デジタル・メディアとアナログ・ジャーナリズム ⑥

続き:

◉ 世論を輿論へ <2>

 1992年の夏、当時の宮澤喜一首相が公的資金投入の可能性を示唆した。不良債権問題による不安心理は通常の景気後退とは違い、経済の基盤に長く大きな打撃を与えるという洞察に基づいた提案である。

 金融機関に税金を投入して株価や地価を回復させることが先決で、銀行経営者の責任は別途問えばよいというのが首相の思いだった。しかし世論を意識する経済界や与党自民党はまともな討議すらせず反対、首相の冷めた大局観は即座に葬られた。

 日本経済はその後「失われた20年」の奈落に沈むことになる。後に主要国はこのときの日本の過ちを他山の石として学習し、公的資金投入は金融危機時の基本政策となった。

 この時、世論に同調しその勢いを増幅させたのは、当時経済記者であった河原(私)を含めたメディアだった。儲けに走った銀行をなぜ税金で救済するのかという世論の声は単純であったが、単純であるがゆえに勢いと説得力を持ち、そこから派生するさまざまな問題を死角に追いやった。

 民主主義は受益を配分するときはいいが、負担を分かち合う時には機能しにくい。少子高齢化が進む日本では今後負担の配分が政策の中心になるだけに、世論との向き合い方はますます難しい課題になってくる。

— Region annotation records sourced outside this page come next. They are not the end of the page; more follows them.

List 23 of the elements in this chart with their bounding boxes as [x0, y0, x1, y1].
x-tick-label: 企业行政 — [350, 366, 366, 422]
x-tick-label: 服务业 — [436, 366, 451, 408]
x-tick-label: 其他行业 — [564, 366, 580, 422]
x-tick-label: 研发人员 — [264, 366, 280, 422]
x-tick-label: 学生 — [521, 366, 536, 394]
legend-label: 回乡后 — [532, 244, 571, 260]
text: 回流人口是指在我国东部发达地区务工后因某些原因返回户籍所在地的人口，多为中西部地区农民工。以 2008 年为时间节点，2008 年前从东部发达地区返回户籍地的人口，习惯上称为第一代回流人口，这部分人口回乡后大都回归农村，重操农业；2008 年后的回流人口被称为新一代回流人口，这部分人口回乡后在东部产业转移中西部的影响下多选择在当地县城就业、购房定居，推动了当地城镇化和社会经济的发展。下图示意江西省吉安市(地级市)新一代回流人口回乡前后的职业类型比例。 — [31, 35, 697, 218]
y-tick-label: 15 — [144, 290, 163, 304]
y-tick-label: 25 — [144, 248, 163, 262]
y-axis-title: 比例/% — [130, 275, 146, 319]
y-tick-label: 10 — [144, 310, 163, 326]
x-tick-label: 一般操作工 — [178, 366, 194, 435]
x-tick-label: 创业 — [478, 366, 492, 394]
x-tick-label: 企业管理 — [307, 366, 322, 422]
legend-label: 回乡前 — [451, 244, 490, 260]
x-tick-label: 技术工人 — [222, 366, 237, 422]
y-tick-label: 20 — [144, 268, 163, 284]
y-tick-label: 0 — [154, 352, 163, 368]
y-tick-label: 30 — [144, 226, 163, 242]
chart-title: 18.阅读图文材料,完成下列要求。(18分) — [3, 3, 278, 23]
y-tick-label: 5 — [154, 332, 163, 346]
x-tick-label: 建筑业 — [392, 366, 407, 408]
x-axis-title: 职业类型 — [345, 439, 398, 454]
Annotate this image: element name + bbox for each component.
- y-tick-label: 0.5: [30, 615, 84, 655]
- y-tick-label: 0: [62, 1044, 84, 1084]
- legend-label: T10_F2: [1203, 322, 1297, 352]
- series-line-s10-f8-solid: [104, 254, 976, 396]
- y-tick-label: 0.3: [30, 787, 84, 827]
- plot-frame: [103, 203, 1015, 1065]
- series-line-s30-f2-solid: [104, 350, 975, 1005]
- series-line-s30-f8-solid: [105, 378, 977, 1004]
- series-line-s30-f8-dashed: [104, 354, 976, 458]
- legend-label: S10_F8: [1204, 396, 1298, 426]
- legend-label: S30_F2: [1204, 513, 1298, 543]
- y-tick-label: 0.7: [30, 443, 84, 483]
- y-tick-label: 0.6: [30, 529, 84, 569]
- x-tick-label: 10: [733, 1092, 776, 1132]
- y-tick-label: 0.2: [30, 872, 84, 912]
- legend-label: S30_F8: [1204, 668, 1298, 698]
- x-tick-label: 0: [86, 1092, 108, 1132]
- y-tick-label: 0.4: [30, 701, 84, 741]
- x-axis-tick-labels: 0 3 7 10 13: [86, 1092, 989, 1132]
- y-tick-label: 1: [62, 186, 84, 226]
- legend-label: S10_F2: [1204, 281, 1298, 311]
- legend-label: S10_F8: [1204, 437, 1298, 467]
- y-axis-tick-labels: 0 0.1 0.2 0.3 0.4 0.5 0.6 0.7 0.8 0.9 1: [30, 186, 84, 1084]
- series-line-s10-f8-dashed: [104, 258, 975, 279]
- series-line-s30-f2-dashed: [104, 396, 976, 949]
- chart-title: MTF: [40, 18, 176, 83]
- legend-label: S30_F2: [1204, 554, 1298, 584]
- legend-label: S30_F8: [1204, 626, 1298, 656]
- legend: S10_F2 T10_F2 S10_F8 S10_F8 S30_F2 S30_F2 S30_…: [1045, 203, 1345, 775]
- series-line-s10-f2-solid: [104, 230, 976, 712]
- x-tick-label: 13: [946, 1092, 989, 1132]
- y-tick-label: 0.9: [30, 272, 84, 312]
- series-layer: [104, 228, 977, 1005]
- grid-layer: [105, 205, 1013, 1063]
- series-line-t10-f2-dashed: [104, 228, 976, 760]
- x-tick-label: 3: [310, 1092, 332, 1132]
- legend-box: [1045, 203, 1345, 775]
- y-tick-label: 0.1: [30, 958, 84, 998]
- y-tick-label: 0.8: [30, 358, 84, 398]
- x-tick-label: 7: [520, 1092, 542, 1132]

 京大の佐藤卓己教授(メディア論)によると、明治時代には「輿論は天下の公論」とされる一方、「世論は外道の言論」として明確に使い分けられていたという。輿論は「正確な知識・情報をもとに議論と吟味を経て練り上げられた意見」であるのに対し、世論は「空気」であり、「どちらかというと情緒的な感覚」という仕分けである。

 輿論だけで決まる世の中は、あそびがなくて窮屈だが、感情や気分ばかりが横溢する世の中はもっと怖い。